MAUMEE, Ohio and FLORHAM PARK, N.J. — Dana Holding Corp., BASF and Ford Motor Co. have earned the Society of Plastics Engineers (SPE) Automotive Innovation Award. The companies were recognized in the powertrain category for the development of a state-of-the-art thermoplastic oil pan for the all-new Ford F-Series Super Duty truck’s 6.7-liter Powerstroke diesel engine.
The oil pan’s unique design delivers improved impact performance, as well as significant cost and weight savings.
The SPE Innovation Awards recognize the most innovative use of plastics in the automotive industry. Winners are selected by a panel of blue ribbon judges made up of retired industry leaders and members of the media. The awards were presented last Thursday evening in Livonia, Mich.
"Dana continuously seeks opportunities to add value for our customers," said Dana Chief Technical Officer George Constand. "This award for innovation is a great example of close collaboration among customers and suppliers."
The oil pan is the first North American commercial application to utilize ULTRAMID B3ZG7 OSI "Optimized for Stone Impact" thermoplastic material from BASF. The material combines a glass-filled polyamide 6 polymer with a proprietary impact modifier designed to achieve superior long-term impact performance and to withstand attack from road salts. The pan also incorporates a highly-engineered rib pattern designed to survive multiple impacts by absorbing and dissipating the energy in the pan structure.
"Our collaboration with BASF and Ford on the thermoplastic oil pan addresses Ford’s need for lightweight products that meet or exceed the company’s uncompromising performance standards on its flagship truck platform," said David Nash, director of research and development for the Dana Sealing Products Group. "By integrating the core capabilities of all organizations, we’ve developed an extremely durable, award-winning solution that delivers high customer value."

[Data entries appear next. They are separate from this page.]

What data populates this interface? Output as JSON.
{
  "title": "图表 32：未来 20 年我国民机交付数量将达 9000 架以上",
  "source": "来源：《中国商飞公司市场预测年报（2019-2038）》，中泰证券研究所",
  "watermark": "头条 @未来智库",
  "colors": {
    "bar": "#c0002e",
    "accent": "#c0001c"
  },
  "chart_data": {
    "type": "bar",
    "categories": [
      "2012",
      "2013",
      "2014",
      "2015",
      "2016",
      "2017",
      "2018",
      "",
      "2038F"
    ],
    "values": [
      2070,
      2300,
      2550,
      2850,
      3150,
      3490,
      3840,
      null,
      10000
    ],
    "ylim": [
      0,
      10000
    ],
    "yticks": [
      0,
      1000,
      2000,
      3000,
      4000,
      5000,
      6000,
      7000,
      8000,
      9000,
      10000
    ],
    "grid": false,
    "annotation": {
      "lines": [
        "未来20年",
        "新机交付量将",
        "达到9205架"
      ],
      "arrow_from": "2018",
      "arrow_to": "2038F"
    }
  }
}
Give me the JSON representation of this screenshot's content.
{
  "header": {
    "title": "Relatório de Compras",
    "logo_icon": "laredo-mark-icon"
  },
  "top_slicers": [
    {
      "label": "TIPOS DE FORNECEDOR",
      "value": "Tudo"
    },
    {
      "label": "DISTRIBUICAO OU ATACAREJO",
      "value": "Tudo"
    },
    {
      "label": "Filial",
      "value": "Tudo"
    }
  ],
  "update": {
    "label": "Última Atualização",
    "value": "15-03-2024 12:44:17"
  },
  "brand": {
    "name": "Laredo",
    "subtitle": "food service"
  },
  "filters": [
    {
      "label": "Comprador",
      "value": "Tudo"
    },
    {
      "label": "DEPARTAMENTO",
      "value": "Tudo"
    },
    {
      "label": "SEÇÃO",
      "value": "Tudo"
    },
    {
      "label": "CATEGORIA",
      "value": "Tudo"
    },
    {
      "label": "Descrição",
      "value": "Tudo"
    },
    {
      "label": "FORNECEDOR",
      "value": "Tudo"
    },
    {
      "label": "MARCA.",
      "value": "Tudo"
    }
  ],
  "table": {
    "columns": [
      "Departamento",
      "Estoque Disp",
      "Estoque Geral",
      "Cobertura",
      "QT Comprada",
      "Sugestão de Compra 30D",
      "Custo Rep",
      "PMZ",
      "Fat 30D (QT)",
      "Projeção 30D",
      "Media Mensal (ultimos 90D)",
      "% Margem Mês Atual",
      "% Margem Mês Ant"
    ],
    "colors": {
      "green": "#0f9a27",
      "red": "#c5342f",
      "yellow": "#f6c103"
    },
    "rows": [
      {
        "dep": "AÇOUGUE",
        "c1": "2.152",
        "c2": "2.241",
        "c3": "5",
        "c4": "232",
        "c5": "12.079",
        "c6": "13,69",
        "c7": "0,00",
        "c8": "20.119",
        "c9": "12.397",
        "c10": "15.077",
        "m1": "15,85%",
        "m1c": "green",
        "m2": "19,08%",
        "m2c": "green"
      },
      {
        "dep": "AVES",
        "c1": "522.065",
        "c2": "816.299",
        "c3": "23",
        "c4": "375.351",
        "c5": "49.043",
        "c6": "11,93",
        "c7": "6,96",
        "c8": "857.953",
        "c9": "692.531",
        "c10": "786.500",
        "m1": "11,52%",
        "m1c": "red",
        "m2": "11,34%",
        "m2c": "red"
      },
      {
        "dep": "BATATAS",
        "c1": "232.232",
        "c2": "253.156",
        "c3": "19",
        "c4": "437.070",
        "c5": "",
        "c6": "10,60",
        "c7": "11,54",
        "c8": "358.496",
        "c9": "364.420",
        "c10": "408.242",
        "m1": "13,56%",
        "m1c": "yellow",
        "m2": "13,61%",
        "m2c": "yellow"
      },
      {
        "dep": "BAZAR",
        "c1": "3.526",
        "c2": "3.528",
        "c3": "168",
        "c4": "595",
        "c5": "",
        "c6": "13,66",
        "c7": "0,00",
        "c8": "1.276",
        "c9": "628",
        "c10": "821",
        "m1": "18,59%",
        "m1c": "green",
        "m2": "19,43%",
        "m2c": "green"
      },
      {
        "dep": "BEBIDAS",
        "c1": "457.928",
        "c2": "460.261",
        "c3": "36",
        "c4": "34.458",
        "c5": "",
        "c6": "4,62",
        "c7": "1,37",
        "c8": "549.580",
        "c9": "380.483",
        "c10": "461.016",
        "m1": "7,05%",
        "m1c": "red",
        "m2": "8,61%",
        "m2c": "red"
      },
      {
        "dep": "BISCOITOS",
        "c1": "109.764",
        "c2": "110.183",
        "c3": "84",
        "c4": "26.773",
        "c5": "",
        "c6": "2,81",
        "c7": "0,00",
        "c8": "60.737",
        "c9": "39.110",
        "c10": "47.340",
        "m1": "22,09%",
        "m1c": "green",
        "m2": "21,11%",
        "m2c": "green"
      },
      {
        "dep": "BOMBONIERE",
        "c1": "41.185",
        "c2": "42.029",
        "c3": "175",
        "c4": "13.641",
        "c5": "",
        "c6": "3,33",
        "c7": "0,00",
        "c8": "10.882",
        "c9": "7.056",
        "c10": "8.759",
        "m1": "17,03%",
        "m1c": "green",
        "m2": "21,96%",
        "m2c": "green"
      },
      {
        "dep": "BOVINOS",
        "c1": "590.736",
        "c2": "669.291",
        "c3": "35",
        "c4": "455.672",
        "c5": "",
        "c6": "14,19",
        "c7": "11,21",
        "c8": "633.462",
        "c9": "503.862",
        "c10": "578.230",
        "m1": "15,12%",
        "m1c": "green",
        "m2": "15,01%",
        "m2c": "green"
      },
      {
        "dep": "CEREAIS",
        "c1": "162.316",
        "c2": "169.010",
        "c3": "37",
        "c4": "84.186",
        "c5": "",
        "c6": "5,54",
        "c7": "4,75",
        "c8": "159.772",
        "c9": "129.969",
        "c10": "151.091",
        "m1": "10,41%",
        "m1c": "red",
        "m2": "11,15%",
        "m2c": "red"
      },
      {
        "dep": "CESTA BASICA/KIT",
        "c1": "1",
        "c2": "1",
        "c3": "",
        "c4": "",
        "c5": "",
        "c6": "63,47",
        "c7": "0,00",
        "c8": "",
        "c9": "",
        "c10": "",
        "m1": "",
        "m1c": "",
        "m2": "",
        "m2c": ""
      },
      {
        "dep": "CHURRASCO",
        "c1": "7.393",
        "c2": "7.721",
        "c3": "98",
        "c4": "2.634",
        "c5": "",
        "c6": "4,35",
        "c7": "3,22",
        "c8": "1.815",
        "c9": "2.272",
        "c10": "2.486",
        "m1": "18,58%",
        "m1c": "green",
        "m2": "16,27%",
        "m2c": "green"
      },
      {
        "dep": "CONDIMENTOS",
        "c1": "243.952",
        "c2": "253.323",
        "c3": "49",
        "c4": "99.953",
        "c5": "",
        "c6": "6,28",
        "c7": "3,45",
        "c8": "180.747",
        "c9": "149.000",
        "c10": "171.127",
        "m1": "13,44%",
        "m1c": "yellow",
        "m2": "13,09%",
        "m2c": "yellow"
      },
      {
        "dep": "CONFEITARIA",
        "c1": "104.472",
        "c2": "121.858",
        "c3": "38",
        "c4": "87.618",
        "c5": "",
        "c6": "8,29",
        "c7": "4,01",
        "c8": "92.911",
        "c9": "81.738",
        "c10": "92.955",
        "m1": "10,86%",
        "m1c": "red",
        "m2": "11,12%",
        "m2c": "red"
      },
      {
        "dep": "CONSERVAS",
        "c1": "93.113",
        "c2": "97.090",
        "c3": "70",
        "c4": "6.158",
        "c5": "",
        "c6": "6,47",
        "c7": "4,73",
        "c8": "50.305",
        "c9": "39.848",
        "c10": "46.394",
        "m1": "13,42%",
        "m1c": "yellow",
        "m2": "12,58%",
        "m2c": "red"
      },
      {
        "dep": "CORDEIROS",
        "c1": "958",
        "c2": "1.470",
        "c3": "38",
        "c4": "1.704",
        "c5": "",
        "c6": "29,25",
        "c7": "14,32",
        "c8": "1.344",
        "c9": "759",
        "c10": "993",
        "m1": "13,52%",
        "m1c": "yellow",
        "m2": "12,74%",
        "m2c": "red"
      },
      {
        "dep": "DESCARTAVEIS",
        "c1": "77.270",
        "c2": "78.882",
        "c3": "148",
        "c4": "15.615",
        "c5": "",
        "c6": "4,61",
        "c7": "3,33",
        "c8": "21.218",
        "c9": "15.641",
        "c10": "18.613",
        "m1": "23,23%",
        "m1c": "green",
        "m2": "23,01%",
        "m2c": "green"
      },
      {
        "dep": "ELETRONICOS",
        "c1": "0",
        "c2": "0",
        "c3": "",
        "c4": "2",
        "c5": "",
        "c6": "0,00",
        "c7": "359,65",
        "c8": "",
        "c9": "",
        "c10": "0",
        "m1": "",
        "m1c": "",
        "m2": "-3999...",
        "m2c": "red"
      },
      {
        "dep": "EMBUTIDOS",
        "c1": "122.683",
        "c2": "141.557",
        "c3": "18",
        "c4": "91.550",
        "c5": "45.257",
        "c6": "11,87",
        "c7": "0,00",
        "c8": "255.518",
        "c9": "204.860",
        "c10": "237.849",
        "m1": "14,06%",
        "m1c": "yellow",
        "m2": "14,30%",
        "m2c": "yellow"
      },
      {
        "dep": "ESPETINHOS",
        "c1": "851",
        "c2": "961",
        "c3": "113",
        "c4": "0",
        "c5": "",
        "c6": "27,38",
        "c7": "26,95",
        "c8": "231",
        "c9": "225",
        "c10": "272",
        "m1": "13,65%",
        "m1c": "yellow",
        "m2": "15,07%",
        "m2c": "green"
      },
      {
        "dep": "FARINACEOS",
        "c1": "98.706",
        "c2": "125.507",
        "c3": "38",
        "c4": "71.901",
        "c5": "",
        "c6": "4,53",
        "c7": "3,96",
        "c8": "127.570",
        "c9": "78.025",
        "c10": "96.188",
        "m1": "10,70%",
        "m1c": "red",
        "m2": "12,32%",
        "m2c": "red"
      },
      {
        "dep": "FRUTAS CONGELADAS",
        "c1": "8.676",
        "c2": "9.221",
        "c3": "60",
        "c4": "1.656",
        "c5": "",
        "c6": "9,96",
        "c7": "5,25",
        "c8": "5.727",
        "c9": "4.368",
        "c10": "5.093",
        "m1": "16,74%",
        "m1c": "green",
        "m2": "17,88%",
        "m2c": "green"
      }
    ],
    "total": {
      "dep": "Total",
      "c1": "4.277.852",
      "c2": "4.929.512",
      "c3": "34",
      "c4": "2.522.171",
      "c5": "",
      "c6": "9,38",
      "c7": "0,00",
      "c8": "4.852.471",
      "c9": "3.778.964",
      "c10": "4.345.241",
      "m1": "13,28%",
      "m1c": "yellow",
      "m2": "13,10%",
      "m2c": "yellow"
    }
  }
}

The oil pan was designed to withstand the most rugged conditions, including stone impacts and temperature extremes. It also provides reductions in noise, vibration and harshness for increased customer satisfaction. Additionally, the lightweight resin material, combined with the oil pan’s unique ribbed design, offers significant weight reduction of up to 40 percent — and cost savings of up to 30 percent — when compared with cast aluminum.
Further, the use of plastic easily allows for the incorporation of additional components such as oil sensors, baffles, etc., which is not possible using stamped steel.
Also unique to the oil pan is the use of an easy-access, patent-pending plastic drain plug — the first of its kind — which features a cam lock-fastening system that can be opened or resealed by hand or with a standard 3/8-inch socket. The drain plug was designed so that excessive torque, when applied to the plug, will not damage the pan.
"Designing and demonstrating long-term stone impact performance similar to or better than current metallic oil pans was the key requirement for us to penetrate the North American market," said Mark Minnichelli, BASF Engineering Plastics Technology director.
Dana will supply the oil pan as part of a complete module that includes the oil pan, gasket, fastening system and drain plug assembly. Additionally, Dana will continue to supply Spicer front axles and rear driveshafts for the truck.
Dana will manufacture the oil pan module at its Composite Sealing Center in Paris, Tenn., before shipping to Ford’s engine assembly facility in Chihuahua, Mexico.